For the following function defined that is one-to-one, write an equation for the inverse function in the form $y=f^{-1}(x)$, and then graph $f$ and $f^{-1}$ on the same axes. Give the domain and range of $f$ and $f^{-1}$. If the function is not one-to-one, say so.
\[
f(x)=\sqrt{-4+x}, x \geq 4
\]
Find the equation of the inverse function. Select the correct choice below, and fill in the answer box if necessary.
A. $f^{-1}(x)=\square, x \leq 0$
B. $f^{-1}(x)=\square, x \geq 0$
C. The function is not one-to-one.
Answer
Thus, the correct choice is B. \(f^{-1}(x)=x^2+4, x \geq 0\).
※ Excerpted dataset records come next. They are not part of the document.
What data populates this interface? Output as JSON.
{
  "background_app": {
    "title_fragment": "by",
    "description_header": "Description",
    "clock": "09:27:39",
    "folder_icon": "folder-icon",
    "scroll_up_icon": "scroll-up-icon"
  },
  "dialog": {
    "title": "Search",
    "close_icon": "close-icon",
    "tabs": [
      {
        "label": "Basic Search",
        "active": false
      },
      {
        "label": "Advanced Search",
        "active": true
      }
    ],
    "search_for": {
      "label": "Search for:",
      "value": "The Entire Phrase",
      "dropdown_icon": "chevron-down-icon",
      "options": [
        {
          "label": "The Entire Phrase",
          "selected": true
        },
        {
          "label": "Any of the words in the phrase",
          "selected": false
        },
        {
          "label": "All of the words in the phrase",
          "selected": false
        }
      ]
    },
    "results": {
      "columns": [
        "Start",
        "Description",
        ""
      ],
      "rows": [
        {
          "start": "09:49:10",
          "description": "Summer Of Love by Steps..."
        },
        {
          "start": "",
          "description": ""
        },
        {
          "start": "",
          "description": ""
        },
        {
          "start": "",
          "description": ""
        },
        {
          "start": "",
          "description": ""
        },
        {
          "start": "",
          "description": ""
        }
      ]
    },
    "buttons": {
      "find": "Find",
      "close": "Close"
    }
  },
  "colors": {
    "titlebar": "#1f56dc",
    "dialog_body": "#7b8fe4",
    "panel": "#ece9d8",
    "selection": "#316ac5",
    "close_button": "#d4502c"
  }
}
Step 1 :First, we need to determine if the function is one-to-one. The function \(f(x)=\sqrt{-4+x}\) is decreasing for \(x \geq 4\), so it is one-to-one.
Step 2 :To find the inverse function, we first replace \(f(x)\) with \(y\), so we get \(y=\sqrt{-4+x}\).
Step 3 :Next, we swap \(x\) and \(y\), so we get \(x=\sqrt{-4+y}\).
Step 4 :Squaring both sides, we get \(x^2=-4+y\).
Step 5 :Solving for \(y\), we get \(y=x^2+4\).
Step 6 :So, the inverse function is \(f^{-1}(x)=x^2+4\), and its domain is \(x \geq 0\).
Step 7 :Thus, the correct choice is B. \(f^{-1}(x)=x^2+4, x \geq 0\).